Re. inspecting memory: Back in the day, that was indeed how it was done. It's often a bit more involved than that due to anti-debugging tricks or run-time encryption (on top of the inevitable obfuscation) of the DRM program code and data. If I remember correctly that was how the DeCSS key was leaked from the software-based DVD player programs of the time.
The CDM providers might take this road, which is well-known to be somewhat secure in that it buys time (it takes a skilled reverse engineer a while to figure out the decryption, then you change it in the next version and make them start over again) and isn't too controversial.
Or they might go for a hardware solution in which part of the decryption code is uploaded into some 'secure enclave' in your CPU that cannot be inspected from within the same computer itself. I think we have gotten a preview of this type of scheme with e.g. Apple's iPhone and Intel's 'Management Engine' which has been in the news recently, although I don't think the current implementations of either make much provision for multimedia decryption / playback.
So I think the plain answer to your question is:
The current crop of CDMs are probably as secure as a typical software DVD or blu-ray player: Good against most casual opponents, still vulnerable to skilled reverse engineers who care to put in the requisite time and effort.

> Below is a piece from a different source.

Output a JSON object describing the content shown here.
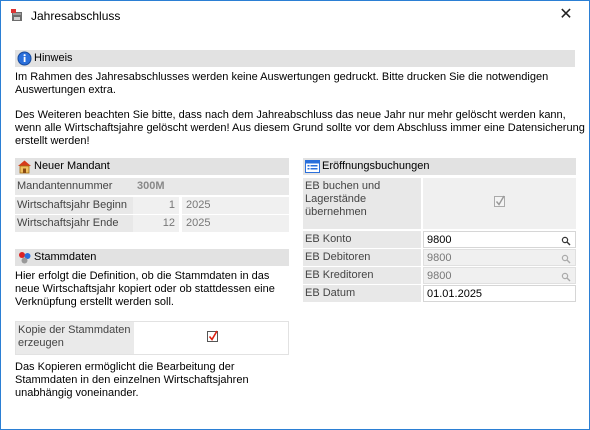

Future CDMs have the potential to be highly secure, assuming hardware support becomes widespread, making illicit decryption of multimedia as difficult as e.g. jail-breaking an iPhone or cracking the copy protection on a modern gaming console: There is at any given time probably only a handful of people in the world with the skill, time and motivation to crack such hard schemes (reverse engineers and hackers almost always 'age out' - it's a young man's game).